The blond gave Ike a swift kick in the shins. She was spitting mad, and Billy could only guess the size of the lawsuit she’d end up filing against the casino. There was no reason to let this poor woman take a beating that she didn’t deserve, and he hurried over.

“She’s not the one,” he said.

“Say what?” Ike said.

“I’m positive. You’d better let her go.”

Ike made a call on his cell phone. The blond continued to struggle. T-Bird twisted her arm and she doubled over in agony.

“Cunningham doesn’t think it’s her,” Ike said into the phone. To Billy he said, “Crunchie says mind your own fucking business.”

So Crunchie was directing the action now. That was a different story, and Billy raised his arms in mock surrender and backed off.

“Get your dirty hands off me,” the blond yelled as the punishers dragged her away.

He was suddenly alone. He didn’t think anyone was watching him through the eye-in-the-sky, too preoccupied with the mistaken cheater to care about him right now. He decided to try to run Lady Picasso down. He wanted to meet this woman and get to know her. She had the chops and the moxie and hadn’t panicked when the ceiling was caving in. Those were admirable qualities in his line of work. Best of all, she was hot, and to the casinos that made her a dumb broad, which was the best disguise of all.

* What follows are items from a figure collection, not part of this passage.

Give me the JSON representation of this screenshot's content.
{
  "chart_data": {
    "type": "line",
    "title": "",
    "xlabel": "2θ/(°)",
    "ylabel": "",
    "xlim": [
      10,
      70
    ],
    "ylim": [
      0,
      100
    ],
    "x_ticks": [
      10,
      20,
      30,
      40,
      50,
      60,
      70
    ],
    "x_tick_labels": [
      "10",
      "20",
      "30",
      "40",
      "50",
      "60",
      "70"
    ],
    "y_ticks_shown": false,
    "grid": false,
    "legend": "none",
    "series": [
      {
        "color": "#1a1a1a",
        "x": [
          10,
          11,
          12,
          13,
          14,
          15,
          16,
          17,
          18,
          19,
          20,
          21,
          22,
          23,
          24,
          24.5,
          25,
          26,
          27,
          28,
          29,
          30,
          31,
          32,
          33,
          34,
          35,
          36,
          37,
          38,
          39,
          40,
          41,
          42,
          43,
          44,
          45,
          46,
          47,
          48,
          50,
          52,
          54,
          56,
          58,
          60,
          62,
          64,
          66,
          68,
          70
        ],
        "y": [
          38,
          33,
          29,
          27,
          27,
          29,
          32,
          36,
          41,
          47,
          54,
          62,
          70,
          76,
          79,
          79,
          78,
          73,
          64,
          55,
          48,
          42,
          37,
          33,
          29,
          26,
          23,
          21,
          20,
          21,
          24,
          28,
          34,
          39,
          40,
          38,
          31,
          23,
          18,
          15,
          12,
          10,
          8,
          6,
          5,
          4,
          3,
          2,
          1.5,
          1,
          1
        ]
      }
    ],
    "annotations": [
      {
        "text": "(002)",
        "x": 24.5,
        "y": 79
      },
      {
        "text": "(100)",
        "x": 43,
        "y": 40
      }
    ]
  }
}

He followed her trail and headed outside to the valet stand. The cool night air was a jolt to his senses, and he shivered from the sudden drop in temperature. Stretch limos and a cluster of yellow cabs were letting passengers out, the drivers dragging luggage out of the trunks. The valet captain blew his shrill whistle while imploring the drivers to hurry up.

No sign. Had she hit the Strip and run? That was a definite possibility, only there were a lot of tourists walking the Strip tonight, which meant a lot of uniformed cops as well, a pair on every corner. Billy avoided contact with the police whenever possible, even chance meetings on the street, and he didn’t think Lady Picasso was any different in this regard.

Which meant she was still here. He decided to check out the line of people waiting to take cabs out of the casino. He counted seven couples, all dressed for a night on the town, the men looking impatiently at their watches, asking themselves if it would be faster if they walked. He approached a distinguished white-haired man at the front of the line.

“Sorry to bother you, but I’ve lost my girlfriend. She has dark hair tied in a bun and is wearing black capris. Have you seen her?”

The key to lying was to give the lie a ring of truth. The man bought the story and consulted with his wife, who was draped on her husband’s arm. The wife pointed a manicured finger at a concrete pillar behind the valet stand.

“She’s over there,” the wife said. “I thought she looked a little upset.”

“Thanks,” he said.

He cautiously approached the pillar. He could see a haze of cigarette smoke and figured Lady Picasso was on the other side, trying to calm down. He knew it would be awkward at first, but he was going to speak with her regardless. He wanted to do business with this woman.

He took out his cell phone and held it the way people did while texting, and walked around the pillar. And there she was, sucking on a menthol cigarette. The smell did a number on his head, and the euphoric recall of that first encounter came back in a flood of memories that sped up his heart. He lowered the phone and stared, just to be sure.

Mags stared right back at him. The years had been kind, and she was still as pretty as a magazine cover. She knew she’d been made, yet didn’t seem to be terribly upset. It made him dig her that much more.